Patient Benefits Beyond Improved Imaging
Patients often forgo preventive screenings because, in their minds, the discomfort of pupil dilation during the exam outweighs the potential benefit of preventing disease. This dilation process also extends the visit time and leaves the patient with the side effect of short-term blurred vision. UWF is complimentary and, in some cases, can eliminate patient pupil dilation. Consequently, UWF imaging can decrease examination time, which can significantly improve patient compliance.
Enhanced imaging and diagnostic quality also provide images superior to those produced by current Early Treatment Diabetic Retinopathy Study (ETDRS) standards for DR screening (Kernt, 2012).

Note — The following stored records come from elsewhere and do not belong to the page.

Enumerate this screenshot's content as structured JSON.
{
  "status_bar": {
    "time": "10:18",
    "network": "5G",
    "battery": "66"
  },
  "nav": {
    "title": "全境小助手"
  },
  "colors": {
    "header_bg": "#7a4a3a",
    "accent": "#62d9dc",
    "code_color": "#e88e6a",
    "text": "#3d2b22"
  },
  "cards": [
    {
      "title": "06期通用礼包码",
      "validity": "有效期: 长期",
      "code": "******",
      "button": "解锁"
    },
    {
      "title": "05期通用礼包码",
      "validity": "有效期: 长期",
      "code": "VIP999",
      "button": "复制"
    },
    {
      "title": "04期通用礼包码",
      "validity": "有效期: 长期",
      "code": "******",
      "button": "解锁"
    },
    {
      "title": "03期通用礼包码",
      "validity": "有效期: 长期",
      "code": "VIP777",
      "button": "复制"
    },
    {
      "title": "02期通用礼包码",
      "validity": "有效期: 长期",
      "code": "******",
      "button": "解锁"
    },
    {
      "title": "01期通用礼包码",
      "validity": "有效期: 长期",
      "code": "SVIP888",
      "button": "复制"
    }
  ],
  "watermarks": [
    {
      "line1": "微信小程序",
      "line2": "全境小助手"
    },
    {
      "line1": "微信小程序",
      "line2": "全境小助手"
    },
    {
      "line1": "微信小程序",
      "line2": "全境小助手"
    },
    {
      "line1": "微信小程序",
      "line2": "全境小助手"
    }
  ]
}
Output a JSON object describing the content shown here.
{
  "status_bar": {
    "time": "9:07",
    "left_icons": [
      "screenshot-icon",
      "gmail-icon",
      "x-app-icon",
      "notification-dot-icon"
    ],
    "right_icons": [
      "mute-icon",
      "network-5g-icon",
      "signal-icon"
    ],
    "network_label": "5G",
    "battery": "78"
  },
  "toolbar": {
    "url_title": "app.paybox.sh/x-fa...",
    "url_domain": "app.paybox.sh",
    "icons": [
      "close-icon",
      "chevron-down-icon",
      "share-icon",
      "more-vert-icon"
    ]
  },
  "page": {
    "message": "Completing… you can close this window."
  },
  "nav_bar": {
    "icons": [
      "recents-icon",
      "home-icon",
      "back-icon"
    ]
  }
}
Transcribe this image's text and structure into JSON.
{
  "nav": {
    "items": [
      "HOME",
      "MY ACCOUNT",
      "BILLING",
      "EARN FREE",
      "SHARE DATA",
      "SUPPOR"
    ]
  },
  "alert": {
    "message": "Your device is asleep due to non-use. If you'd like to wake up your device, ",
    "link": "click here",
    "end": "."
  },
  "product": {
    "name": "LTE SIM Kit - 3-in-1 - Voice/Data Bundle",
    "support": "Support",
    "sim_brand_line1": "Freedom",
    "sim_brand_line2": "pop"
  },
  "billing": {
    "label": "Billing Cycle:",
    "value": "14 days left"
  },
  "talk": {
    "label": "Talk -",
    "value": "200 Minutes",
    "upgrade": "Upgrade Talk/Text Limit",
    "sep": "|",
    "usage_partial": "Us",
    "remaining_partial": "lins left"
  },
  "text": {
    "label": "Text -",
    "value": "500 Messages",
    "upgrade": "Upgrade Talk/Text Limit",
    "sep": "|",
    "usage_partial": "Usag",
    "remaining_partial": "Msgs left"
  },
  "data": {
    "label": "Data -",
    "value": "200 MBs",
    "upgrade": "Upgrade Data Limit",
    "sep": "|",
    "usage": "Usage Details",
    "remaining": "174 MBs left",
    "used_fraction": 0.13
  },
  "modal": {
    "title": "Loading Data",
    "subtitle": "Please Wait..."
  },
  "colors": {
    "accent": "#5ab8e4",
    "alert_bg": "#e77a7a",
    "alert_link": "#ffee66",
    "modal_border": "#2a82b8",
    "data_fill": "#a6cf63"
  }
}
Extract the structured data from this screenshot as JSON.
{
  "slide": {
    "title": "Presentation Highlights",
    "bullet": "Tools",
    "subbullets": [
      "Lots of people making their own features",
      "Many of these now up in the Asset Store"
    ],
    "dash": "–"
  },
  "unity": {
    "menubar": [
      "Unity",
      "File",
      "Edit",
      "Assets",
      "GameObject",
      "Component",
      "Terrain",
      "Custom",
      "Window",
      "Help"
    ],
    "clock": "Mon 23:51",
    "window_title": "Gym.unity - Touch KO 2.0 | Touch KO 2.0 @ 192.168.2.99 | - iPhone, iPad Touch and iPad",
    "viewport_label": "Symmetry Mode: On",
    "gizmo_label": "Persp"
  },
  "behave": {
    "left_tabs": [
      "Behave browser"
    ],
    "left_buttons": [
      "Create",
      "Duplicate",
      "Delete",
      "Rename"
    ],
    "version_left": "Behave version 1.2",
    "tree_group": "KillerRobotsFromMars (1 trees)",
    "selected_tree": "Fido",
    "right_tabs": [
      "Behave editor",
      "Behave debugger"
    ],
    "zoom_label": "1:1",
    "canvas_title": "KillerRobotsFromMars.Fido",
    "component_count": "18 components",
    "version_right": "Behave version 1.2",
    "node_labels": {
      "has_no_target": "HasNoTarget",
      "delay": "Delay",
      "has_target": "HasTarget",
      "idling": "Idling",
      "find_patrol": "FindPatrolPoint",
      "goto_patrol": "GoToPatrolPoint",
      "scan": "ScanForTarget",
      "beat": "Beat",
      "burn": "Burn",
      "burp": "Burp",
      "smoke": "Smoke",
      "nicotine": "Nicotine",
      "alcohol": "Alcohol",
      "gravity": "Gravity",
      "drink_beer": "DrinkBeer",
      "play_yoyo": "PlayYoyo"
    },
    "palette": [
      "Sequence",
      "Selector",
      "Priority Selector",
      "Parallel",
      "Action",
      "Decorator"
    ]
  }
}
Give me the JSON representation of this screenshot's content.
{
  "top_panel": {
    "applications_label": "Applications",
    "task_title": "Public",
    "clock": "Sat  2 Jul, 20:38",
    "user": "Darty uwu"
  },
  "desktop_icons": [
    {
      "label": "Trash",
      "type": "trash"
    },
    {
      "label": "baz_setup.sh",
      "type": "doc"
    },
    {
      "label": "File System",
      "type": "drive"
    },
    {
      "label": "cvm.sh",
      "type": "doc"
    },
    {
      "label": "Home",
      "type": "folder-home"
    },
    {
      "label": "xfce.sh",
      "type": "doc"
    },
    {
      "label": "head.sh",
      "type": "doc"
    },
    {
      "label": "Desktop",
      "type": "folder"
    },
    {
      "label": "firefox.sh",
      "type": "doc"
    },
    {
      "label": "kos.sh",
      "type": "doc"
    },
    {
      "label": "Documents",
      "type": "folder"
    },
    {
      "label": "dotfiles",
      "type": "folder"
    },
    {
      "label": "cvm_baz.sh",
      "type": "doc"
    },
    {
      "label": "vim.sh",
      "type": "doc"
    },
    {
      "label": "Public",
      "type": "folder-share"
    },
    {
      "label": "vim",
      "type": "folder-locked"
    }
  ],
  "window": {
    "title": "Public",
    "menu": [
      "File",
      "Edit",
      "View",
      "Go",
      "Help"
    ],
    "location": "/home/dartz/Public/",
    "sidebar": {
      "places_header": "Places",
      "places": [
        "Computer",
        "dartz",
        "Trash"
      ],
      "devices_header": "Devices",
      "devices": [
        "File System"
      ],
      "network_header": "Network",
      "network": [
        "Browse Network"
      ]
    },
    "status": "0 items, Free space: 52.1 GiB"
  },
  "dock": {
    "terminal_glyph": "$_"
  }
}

Patients who undergo UWF imaging stand to be diagnosed sooner and treated earlier.
Clinician Benefits Beyond Direct Patient Care
Not only does UWF imaging assist in improving patient outcomes, it can be integrated with screening programs. The combination of UWF and fluorescein angiography has exhibited peripheral microaneurysms, neovascularization, vascular nonperfusion, and vascular leakage, all unseen pathologies when compared to ETDRS standard fields. Additionally, optical coherence tomography and UWF imaging are breaking ground in improving DR assessments. Integrated use, through telemedicine, opens the door for clinical research, research collaborations, and international consultations formerly limited by location and/or clinicians’ time.
Overall Healthcare Benefit
UWF imaging advances in the diagnosis and management of DR, and the prognostic significance of findings in DR and diabetic macular edema, have demonstrated its potential as a new standard. The U.S. healthcare system is changing along with the age and health of the population it serves. Incorporating UWF imaging as part of the clinical management of diabetic patients better enables clinicians to keep patients at the center of care while meeting healthcare demands. The dynamics of UWF imaging, and its ability to integrate with various screening programs, potentiates worldwide collaborative efforts toward cutting-edge healthcare advances and beneficial future practices. Exposure to colleagues and awareness of novel and/or rare clinical cases from medical institutes throughout the world promise to progress student medical training and physician continued education. Such progression promises benefits to physicians in their current practices and, more significantly, their patients.